“The American Impressionists in the Garden” Exhibit at Cheekwood Botanical Garden and Museum of Art, Nashville, Tennessee

April 30, 2010

Henri Crenier (1873-1948) Boy and Turtle, 1912 Bronze Metropolitan Museum of Art, New York, New York Amelia B. Lazarus Fund 1913 (13.87)

Henri Crenier (1873-1948) Boy and Turtle, 1912 Bronze Metropolitan Museum of Art, New York, New York Amelia B. Lazarus Fund 1913 (13.87)

Now through September 5, 2010 Cheekwood Botanical Garden & Museum of Art in Nashville, Tennessee  will present The American Impressionists in the Garden, an exhibition exploring the theme of the garden in American art and society of the late nineteenth and early twentieth centuries.  The exhibition features approximately forty paintings depicting European and American gardens by American Impressionist artists along with four bronze sculptures created by American artists for the garden.

“The American Impressionists in the Garden and its exploration of the relationship between painting and gardening is the perfect subject for Cheekwood,” said Jack Becker, Ph.D, Cheekwood’s President/CEO. “Just as Cheekwood beautifully blends art with the garden, visitors to this exhibition will gain not only a more in-depth understanding of American Impressionist art but will also take away a greater appreciation for the art of gardening.”

The exhibition is broadly divided into three topical groups:  “European Gardens” represents garden images created by Americans abroad, especially in Giverny, France, which captivated so many artists.  Mary MacMonnies, for example, rented an old monastery in Giverny, developed the gardens, and produced several paintings of them.
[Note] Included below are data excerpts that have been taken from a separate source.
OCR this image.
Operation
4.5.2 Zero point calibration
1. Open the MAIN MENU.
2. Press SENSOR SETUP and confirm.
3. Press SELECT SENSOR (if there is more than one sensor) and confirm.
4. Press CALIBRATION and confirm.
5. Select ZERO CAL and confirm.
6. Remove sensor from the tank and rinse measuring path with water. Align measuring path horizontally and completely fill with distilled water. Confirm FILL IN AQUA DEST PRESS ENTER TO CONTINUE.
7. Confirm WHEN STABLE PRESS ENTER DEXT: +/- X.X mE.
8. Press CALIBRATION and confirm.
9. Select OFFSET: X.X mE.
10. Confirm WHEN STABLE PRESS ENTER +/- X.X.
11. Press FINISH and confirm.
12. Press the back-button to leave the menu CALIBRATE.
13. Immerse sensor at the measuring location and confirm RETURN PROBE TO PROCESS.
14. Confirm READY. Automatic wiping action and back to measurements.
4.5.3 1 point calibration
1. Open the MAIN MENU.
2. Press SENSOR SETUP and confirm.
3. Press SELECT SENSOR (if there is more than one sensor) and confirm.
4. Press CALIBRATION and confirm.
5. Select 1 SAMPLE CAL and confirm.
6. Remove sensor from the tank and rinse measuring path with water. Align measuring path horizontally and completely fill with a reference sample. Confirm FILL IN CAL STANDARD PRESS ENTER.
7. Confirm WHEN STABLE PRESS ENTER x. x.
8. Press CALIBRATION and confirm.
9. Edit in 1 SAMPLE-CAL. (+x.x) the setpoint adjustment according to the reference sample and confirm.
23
Works by Childe Hassam and Ernest Lawson, on the other hand, depict more urban gardens in and around Paris, providing a contrast to the images of Giverny.  “Gardens in America” explores the many known gardens painted by American Impressionists, including the art colonies of Old Lyme, Connecticut and Cornish, New Hampshire, and various gardens, from Charleston, South Carolina, to California.  “Garden Sculpture,”  third section,

( see photo above and accompanying information below about Henri Crenier)  was an essential element of garden design, and a few select examples of garden statuary will document this important three-dimensional feature within the garden environment.

At the end of the nineteenth century, American artists demonstrated a preference for gardens as artistic motifs as well as a growing appreciation of the art of gardening itself. The range of color and the variation in form and silhouette made the garden a compelling subject for a large number of painters inclined toward the Impressionist style.  Early twentieth century America witnesses a mania for the garden, and the interest in the art of gardening dominated many aspects of domestic life.  Garden clubs, magazines, floral displays and a multitude of other activities associated with flowers and the garden permeated American life.  Publications and articles appeared offering gardening advice for Americans while also asserting that the art of gardening paralleled the art of painting.

Accompanying this exhibition will be a fully illustrated catalogue with a lead essay by May Brawley Hill.  The publication will explore a range of exhibition themes, including the impressionist fascination for gardens, the history of garden design, comparisons between European and American garden paintings, images of women, the art colony movement, the Colonial Revival, and a myriad of other topics.  In addition, there will be a discussion of the specific gardens painted and cultivated by these artists.  It will be produced and distributed by Vanderbilt University Press.

This important exhibition, organized by Cheekwood, will also travel to Tampa Museum of Art (September 24, 2010 – January 3, 2011) and Taft Museum of Art in Cincinnati (February 25 – May 15, 2011).

Cheekwood is a 55-acre botanical garden and art museum located on the historic Cheek estate. Cheekwood exists to celebrate and preserve its landscape, buildings, and art and botanical collections, and, through these unique means provide an inspiring place for visitors to explore their connections with art, nature and the environment.  Cheekwood is located at 1200 Forrest Park Drive in Nashville, 8 miles southwest of downtown Nashville, Tennessee.  Open Tuesday – Saturday 9:30 a.m. – 4:30 p.m. and Sunday 11 a.m. – 4:30 p.m.   For further information call 615-356-8000 or visit www.cheekwood.org.

About Henri Crenier –  Henri Crenier was born in France and studied with Jean-Alexandre-Joseph Falguière at the École des Beaux-Arts. He came to the United States with the American sculptor Hermon Atkins MacNeil to work on a monumental fountain for the 1904 Louisiana Purchase Exposition in Saint Louis. He completed the charming Boy and Turtle the year after he received his U.S. citizenship. Crenier’s older son Pierre posed for the boy. The unstable pose of both the boy and the turtle, the sense of a fleeting moment caught in passing, is not unlike that found in an Impressionist painting. Like similar fountain sculptures, Boy and Turtle had a tube that allowed water to be piped through the turtle’s mouth.